All night the nightmare 
          will taunt. It will haunt 
the sleeper with death 
          songs thrashing to off-
beat redemption.

          Inhaling stagnant air, her
breath labors. Pregnant 
          trees thump against 
the gutter, erratic wind 
          a shrill, a gust. Thunder 

exhales like chronic smoker
          coaxing, volume 
maximized, the clank 
          of bones beneath 
her bed rattled 
          opposition.

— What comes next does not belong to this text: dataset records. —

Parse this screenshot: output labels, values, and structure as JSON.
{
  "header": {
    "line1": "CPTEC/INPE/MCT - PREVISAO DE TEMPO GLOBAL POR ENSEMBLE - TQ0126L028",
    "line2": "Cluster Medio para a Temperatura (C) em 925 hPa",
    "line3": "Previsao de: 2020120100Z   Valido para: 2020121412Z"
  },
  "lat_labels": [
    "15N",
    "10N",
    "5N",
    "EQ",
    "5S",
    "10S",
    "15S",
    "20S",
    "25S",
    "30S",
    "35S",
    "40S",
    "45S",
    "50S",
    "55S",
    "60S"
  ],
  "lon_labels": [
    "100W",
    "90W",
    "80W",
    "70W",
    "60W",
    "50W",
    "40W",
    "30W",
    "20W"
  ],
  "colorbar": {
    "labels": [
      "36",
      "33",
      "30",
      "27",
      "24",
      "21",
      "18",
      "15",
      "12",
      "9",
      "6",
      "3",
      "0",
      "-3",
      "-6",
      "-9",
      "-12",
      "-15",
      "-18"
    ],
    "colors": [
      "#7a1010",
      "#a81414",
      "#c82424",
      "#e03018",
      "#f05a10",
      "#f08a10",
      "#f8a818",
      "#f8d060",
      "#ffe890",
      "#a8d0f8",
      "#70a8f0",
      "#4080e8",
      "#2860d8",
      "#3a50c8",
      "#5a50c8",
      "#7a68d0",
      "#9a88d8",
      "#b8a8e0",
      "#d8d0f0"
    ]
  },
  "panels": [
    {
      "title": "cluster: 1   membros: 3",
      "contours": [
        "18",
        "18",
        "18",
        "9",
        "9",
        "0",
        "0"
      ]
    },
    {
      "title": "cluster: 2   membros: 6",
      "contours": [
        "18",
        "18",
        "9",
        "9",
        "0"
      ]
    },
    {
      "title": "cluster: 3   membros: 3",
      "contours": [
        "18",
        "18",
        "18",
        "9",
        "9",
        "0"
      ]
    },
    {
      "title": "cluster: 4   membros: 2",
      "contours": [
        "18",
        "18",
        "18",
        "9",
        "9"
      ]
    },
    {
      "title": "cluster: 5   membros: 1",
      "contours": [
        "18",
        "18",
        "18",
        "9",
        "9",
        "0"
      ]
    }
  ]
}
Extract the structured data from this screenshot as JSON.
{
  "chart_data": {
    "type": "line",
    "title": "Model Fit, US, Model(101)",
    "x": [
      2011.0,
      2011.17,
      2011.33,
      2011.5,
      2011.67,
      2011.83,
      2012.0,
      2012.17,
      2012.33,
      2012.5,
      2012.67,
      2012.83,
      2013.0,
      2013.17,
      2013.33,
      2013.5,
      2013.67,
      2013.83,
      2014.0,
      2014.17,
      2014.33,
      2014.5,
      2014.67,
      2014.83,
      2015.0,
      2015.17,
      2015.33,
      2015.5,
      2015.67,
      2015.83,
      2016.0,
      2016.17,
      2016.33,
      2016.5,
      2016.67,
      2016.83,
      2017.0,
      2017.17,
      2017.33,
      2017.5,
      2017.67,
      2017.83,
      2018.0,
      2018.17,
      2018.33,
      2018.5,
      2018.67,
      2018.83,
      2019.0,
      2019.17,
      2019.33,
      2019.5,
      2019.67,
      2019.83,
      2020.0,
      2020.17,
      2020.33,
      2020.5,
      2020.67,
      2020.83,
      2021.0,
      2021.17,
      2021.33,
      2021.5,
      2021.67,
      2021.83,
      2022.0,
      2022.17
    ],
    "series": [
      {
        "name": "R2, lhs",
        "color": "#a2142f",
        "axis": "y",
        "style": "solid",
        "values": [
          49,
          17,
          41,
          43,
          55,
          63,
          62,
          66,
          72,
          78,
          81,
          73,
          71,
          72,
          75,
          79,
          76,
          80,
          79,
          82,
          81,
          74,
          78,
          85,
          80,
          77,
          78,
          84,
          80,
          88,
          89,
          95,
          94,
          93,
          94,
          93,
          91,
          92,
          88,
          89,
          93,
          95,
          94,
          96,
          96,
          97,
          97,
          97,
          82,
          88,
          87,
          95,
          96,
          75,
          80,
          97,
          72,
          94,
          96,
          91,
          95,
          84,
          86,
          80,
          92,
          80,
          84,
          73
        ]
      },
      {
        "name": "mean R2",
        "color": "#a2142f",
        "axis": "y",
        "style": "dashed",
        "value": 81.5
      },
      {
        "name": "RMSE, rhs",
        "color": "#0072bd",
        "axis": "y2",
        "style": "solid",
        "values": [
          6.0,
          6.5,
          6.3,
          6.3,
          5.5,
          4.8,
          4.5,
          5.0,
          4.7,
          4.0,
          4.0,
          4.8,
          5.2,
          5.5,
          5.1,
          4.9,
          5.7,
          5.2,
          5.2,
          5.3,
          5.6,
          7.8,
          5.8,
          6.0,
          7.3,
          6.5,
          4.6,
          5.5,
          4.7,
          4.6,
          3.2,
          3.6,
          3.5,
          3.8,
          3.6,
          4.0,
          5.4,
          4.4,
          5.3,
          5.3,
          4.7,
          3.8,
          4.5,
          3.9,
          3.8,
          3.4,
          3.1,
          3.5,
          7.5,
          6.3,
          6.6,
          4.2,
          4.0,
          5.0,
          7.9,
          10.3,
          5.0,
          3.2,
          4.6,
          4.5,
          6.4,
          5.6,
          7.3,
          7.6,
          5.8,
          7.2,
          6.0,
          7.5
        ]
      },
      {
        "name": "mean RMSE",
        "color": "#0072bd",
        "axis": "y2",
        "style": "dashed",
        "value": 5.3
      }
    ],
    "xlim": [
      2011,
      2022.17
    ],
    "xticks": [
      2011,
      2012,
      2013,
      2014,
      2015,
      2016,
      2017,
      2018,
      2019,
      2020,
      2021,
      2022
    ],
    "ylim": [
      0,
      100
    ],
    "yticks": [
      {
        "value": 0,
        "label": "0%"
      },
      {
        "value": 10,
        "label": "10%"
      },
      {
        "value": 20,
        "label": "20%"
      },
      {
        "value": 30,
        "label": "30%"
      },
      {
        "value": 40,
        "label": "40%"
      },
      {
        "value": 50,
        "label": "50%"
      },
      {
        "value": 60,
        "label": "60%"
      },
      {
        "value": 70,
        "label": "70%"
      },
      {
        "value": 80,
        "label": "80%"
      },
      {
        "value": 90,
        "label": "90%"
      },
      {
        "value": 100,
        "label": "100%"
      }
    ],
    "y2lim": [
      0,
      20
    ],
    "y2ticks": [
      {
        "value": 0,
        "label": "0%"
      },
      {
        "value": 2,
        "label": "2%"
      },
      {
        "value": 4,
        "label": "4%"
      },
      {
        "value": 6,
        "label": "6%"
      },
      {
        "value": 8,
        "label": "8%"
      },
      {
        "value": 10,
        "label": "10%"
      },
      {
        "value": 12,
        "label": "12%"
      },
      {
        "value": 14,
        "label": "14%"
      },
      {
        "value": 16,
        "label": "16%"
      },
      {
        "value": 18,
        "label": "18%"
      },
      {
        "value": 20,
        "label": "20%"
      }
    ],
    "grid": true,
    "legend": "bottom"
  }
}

Lightning 

flashes, eyelids lift to face,  
          tempest thrusts 
shadows on gray wall, 
          a scream lost 
in evening storms.

Sometimes It’s Best to Take a Detour

I’ve been down this road since then, 
have completed her course 
pulled-over sober 
judged on straight line— 
so why is it so hard this time?
I try to think my way through it,
try to picture myself elsewhere
but I’m not good at directions.
If I pause and marvel
the carve of her seduction might
tempt me to take a wrong turn. 
There is no telling how long 
I’d wander in toxic remorse
lose everything, maybe die.
I reach my shaky hands 
toward the sky.
I never want to forget 
the heavy regret of one sip—
can there ever be just one? 
I am stuck to this seat, I will wait 
until the craving passes.

Laurie Kolp, author of Upon the Blue Couch and Hello, It's Your Mother, has poems in Stirring, Whale Road Review, Rust + Moth, Front Porch Journal, and more. An avid runner and lover of nature, Laurie lives and teaches in Southeast Texas.